Nach zehn Jahren Polizeidienst in Florenz ist er richtig froh darüber, wieder in die Provinz zurückversetzt worden zu sein. Die Überheblichkeit und die Korruption in Florenz waren ihm, dem politisch eher links stehenden, bewussten Bürger, immer suspekt gewesen.
Sie ist die Tochter eines engagierten Staatsanwaltes, der in seiner aktiven Zeit nach dem Krieg zahlreiche Richter und Anwälte mit NSDAP-Vergangenheit zu Fall gebracht und von dem seine Tochter Laura eine ganze Menge unabhängiges Denken, politisches Bewusstsein und Gerechtigkeitsempfinden geerbt hat. Oft bespricht sie ihre Fälle mit ihrem Vater und besonders ihren aktuellen Fall in München, wo es um den Tod eines ehemaligen NS-Blockwartes namens Dobler geht, beschäftigt beide sehr.

Doch plötzlich wird sie von Guerrini nach Siena gerufen, er braucht deutsche Amtshilfe innerhalb der EU, nicht nur, weil er nach seiner deutschen Freundin Sehnsucht hat, sondern auch, weil er ihre professionelle Unterstützung bei der Aufklärung eines ungeklärten Todesfalles eines deutschen, schon lange in Siena lebenden Schriftstellers namens Giorgio Altlander braucht.

Felicitas Mayall hat ihre Reihe, das vorliegende Buch ist der vierte Band, so angelegt, daß die beiden Protagonisten, obwohl weit voneinander entfernt lebend, immer wieder für einige Wochen zusammen sein können und das Berufs- und Privatleben perfekt kombinieren. Ihr gelingt es dabei sowohl deutsche Zustände und Befindlichkeiten einzufügen und trefflich zu beschreiben, als auch italienische. Ihre Bücher sind gut und locker geschrieben, sie bleiben nicht an der Oberfläche, sondern suchen nach historischen Bezügen und sind daher nicht nur als Krimis interessant.
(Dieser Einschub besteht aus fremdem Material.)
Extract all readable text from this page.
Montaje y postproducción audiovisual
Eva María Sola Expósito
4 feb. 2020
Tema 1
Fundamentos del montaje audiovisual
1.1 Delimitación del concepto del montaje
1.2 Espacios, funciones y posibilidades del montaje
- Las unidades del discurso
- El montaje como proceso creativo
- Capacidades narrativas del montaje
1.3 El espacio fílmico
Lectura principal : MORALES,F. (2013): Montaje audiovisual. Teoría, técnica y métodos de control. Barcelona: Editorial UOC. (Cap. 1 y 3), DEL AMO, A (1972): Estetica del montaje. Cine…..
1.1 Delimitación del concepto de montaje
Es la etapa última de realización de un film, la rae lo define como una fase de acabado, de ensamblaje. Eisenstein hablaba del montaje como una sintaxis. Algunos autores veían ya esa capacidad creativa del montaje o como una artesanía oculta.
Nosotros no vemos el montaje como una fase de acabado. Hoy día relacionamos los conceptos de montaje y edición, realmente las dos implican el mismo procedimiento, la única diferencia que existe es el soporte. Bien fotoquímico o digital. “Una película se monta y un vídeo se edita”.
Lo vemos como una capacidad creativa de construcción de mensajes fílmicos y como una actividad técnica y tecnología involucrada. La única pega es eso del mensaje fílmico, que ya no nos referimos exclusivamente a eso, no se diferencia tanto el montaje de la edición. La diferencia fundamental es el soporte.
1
Im vorliegenden Fall verschafft der Tod des Schriftstellers Giorgio Altlander der Autorin die Möglichkeit, zurückzugehen in die siebziger Jahre, die in Italien wie in Deutschland geprägt waren von linkem Terror (RAF und Brigate Rosse) als einer besonders ungeeigneten und lebensfeindlichen, ja kriminellen Form der Auseinandersetzung mit den jeweiligen faschistischen Systemen Mussolinis und Hitlers.

So ganz nebenbei erfährt man viel über Siena, seine Geschichte und Kultur und gegessen und getrunken wird auch nicht schlecht.
Eine Krimireihe, die man weiter verfolgen sollten. Sehr empfehlenswert.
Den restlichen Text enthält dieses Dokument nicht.